Sólo la capacidad de amar nos redime; ni siquiera nuestra conciencia puede juzgarnos culpables, pues Dios, fuente y origen del verdadero amor, no nos deja en manos de los remordimientos, ni permite que sucumbamos al fracaso de buscar la felicidad por caminos engañosos, sino que mira el fondo de nuestro corazón, nuestros deseos más nobles, aquello a lo que aspiramos incluso sin saberlo. Se puede decir que a Dios no le importa tanto el fruto cuanto que estemos vinculados a él. No es este domingo el que nos habla de la parábola del viñador que quería arrancar la cepa porque no daba fruto mientras que su señor se empeñaba en dar plazos indefinidos; pero desde el evangelio de hoy entendemos por qué Dios actúa de esa manera; por qué su paciencia es infinita.
Cuándo y de qué manera amar es importante, pero no es lo fundamental. A Dios no le importa esperar a la cosecha del año que viene si este año no se dio buena; Él espera como padre misericordioso, saliendo cada día a la puerta de su casa para esperar el regreso del hijo pródigo. Para Dios lo verdaderamente importante es que permanezcamos en Él; que no arranquemos el sarmiento, pues al hacerlo eliminamos toda capacidad de dar fruto.
El ejemplo de la viña no puede ser más significativo. Quizá nos pasamos demasiado tiempo cediendo absurdamente a nuestros remordimientos de conciencia. Antes era el miedo a la condenación, ahora tal vez son complejos de culpa, inferioridad o baja autoestima. Parece como si el ser humano no quisiera darse cuenta de dónde está la verdadera causa del sufrimiento, empeñándose en llorar el rasguño mientras que ignora las úlceras. El verdadero pecado no está en caer, sino en ceder a la tentación de no levantarse. Caer caemos todos, tarde o temprano; solo es cuestión de tiempo.

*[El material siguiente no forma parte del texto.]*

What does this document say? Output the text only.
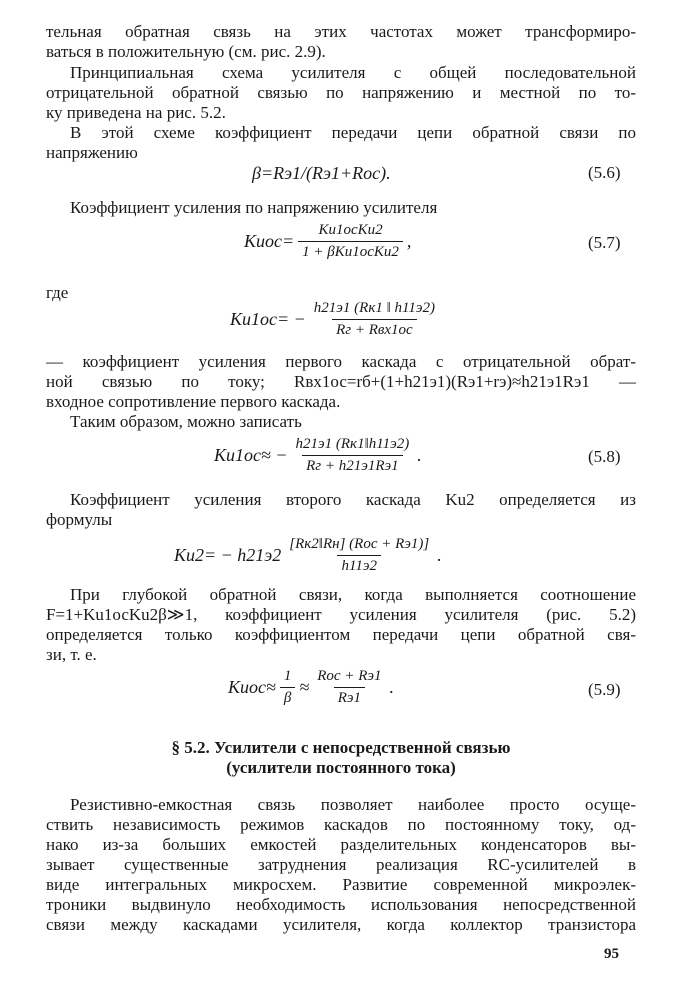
тельная обратная связь на этих частотах может трансформиро-
ваться в положительную (см. рис. 2.9).
Принципиальная схема усилителя с общей последовательной
отрицательной обратной связью по напряжению и местной по то-
ку приведена на рис. 5.2.
В этой схеме коэффициент передачи цепи обратной связи по
напряжению
β=Rэ1/(Rэ1+Rос).	(5.6)
Коэффициент усиления по напряжению усилителя
Kuос= $\frac{\text{Ku1осKu2}}{\text{1 + βKu1осKu2}}$ ,	(5.7)
где
$Ku1ос= - \frac{h21э1 (Rк1 ‖ h11э2)}{\text{Rг + Rвх1ос}}$
— коэффициент усиления первого каскада с отрицательной обрат-
ной связью по току; Rвх1ос=rб+(1+h21э1)(Rэ1+rэ)≈h21э1Rэ1 —
входное сопротивление первого каскада.
Таким образом, можно записать
$Ku1ос\approx - \frac{h21э1 (Rк1‖h11э2)}{Rг + h21э1Rэ1}$ .	(5.8)
Коэффициент усиления второго каскада Ku2 определяется из
формулы
$Ku2= - h21э2 \frac{\text{[Rк2‖Rн] (Rос + Rэ1)]}}{h11э2}$ .
При глубокой обратной связи, когда выполняется соотношение
F=1+Ku1осKu2β≫1, коэффициент усиления усилителя (рис. 5.2)
определяется только коэффициентом передачи цепи обратной свя-
зи, т. е.
Kuос≈ $\frac{1}{\beta} \approx \frac{\text{Rос + Rэ1}}{Rэ1}$ .	(5.9)
§ 5.2. Усилители с непосредственной связью
(усилители постоянного тока)
Резистивно-емкостная связь позволяет наиболее просто осуще-
ствить независимость режимов каскадов по постоянному току, од-
нако из-за больших емкостей разделительных конденсаторов вы-
зывает существенные затруднения реализация RC-усилителей в
виде интегральных микросхем. Развитие современной микроэлек-
троники выдвинуло необходимость использования непосредственной
связи между каскадами усилителя, когда коллектор транзистора
95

No tendría que ser así, pero desde los orígenes de la humanidad lo es; para superar esto no cabe más remedio que aceptarlo.
¿Dónde está la clave para amar, abriéndose así a la dicha y a la felicidad? La clave está en no quebrar o arrancar nuestro sarmiento de la vid, pues sin Dios no podemos nada. El sarmiento arrancado por un tiempo permanece verde y parece vivo, pero por dentro ya no corre la savia; solo es cuestión de tiempo que se amustie y muera. Si miramos en el fondo de nuestro corazón con sinceridad, nos daremos cuenta de esta gran verdad. Cuando nos apartamos de Dios queriendo dar fruto por nosotros mismos, con el tiempo cedemos al cansancio, nos vence el desánimo y terminamos hundidos. Pero cuando todo lo buscamos en nombre de Dios y llevamos su amor fluyendo en nuestras venas, como la savia en el sarmiento, ni el sufrimiento, el fracaso o el pecado son realidades que tengan la última palabra; siempre quedará un hilo de vida para levantarnos de la postración y reanimarnos; incluso si no hay fruto sabemos que Dios esperará un año más.
Podemos aplicar lo dicho al ámbito eclesial: una Iglesia que no rompe sus lazos es una Iglesia unida, dispuesta a recuperar incluso al que antes era perseguidor y enemigo, como el caso de Pablo. Es lo que nos distingue de otras sociedades. El mundo se defiende de sus agresores por medio de la violencia, prostituyendo la palabra “justicia” cuando en realidad lo que busca es la venganza. Pero los cristianos sabemos que ese camino no conduce más que a la muerte, porque está carente de amor y sin amor no hay vida verdadera. Por ello, en este tiempo de Pascua, es bueno que no sólo celebremos a Jesús resucitado que subió al cielo, sino al Dios vivo que permanece entre nosotros como vid, dándonos vida para que en su nombre demos fruto. Que ese fruto sea visible y que todos se sientan atraídos a injertarse en nuestro tronco común.